To see if small employers are turning to self-coverage, call around to brokers and claims administrators (known as third-party administrators, or TPAs). They can also put you in touch with local self-insured employers. See what the state insurance department thinks.

ACA proponents are especially concerned about self-insurance by employers with fewer than 50 workers.  Companies of this size aren’t required to offer coverage under the ACA, but many are expected to shop on the small-business exchanges.

Officials are considering limiting self-insurance, but it’s early

Large employers – those with 500 or more workers – have self-insured for decades. They’ll continue to do so. But this year legislatures in California, Rhode Island, Minnesota and elsewhere considered limiting self-insurance for very small firms by raising the stop-loss triggers, known as “attachment points.” I don’t believe any of them passed.
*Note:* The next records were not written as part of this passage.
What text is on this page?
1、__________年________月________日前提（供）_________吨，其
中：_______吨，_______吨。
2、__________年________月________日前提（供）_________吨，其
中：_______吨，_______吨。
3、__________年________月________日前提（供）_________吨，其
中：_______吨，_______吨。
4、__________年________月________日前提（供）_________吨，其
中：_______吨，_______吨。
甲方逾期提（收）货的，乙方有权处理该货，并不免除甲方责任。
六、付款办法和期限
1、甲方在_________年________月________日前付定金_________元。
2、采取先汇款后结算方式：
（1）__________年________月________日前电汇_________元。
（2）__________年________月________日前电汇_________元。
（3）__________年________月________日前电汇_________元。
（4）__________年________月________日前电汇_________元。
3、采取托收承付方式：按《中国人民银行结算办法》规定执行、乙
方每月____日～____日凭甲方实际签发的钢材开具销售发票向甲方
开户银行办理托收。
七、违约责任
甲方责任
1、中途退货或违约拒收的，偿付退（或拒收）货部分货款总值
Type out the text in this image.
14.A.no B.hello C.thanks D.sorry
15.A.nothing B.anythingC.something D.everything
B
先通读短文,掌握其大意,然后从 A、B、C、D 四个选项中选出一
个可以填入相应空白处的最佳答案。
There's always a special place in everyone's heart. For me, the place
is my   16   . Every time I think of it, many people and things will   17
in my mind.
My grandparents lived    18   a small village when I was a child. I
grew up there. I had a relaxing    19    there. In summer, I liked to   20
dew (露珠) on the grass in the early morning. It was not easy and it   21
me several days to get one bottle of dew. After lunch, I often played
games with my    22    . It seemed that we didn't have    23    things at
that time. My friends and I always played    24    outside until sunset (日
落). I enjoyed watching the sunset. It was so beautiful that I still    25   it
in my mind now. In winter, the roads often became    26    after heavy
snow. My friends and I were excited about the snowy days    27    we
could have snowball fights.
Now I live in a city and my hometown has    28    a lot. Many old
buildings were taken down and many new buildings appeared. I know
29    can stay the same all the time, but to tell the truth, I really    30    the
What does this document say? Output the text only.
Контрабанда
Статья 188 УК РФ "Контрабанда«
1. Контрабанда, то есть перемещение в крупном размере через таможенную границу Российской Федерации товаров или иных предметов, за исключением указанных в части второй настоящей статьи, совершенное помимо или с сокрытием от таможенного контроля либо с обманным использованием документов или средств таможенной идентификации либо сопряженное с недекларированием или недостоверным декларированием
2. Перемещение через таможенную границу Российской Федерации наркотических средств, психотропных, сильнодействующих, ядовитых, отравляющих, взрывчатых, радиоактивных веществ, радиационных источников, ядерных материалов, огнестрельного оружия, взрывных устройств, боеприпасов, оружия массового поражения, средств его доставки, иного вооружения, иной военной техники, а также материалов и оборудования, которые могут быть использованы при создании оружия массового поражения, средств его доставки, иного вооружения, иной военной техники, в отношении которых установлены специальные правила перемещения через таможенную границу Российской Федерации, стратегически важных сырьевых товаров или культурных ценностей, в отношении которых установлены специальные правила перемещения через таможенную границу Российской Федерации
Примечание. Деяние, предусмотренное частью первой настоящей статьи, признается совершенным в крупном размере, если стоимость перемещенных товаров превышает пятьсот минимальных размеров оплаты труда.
California’s proposal to allow stop-loss triggers no lower than $95,000 or so would effectively end small companies’ ability to self-insure. The Self Insurance Institute of America is a good source on what states are doing.

The National Association of Insurance Commissioners has considered raising attachment points in their model state law, but it hasn’t gone anywhere. The Department of Health & Human Services and the Department of Labor put out a request for information last year on stop loss and got lots of feedback. Some thought that was a prelude to federal regulation, but the ERISA statute and related case law would seem to bar the feds from messing with self-insurance.  

Observers don’t expect states to get serious about raising attachment points unless small-business exchanges run into trouble. But by then, ACA backers warn, it could be too late, as exchanges will have already fallen into a cycle of soaring costs and decreasing affordability. Nobody systematically tracks how many small businesses are self-covered. But if anecdotes and news reports are an indication, aggressive marketing of self-insurance is another challenge to the health act.


Jay Hancock is a staff writer at Kaiser Health News. Before joining KHN in 2012, he wrote a column on business and finance for The Baltimore Sun. Previously he covered the State Department and the economics beat for The Sun and health care for The Virginian-Pilot of Norfolk and the Daily Press of Newport News.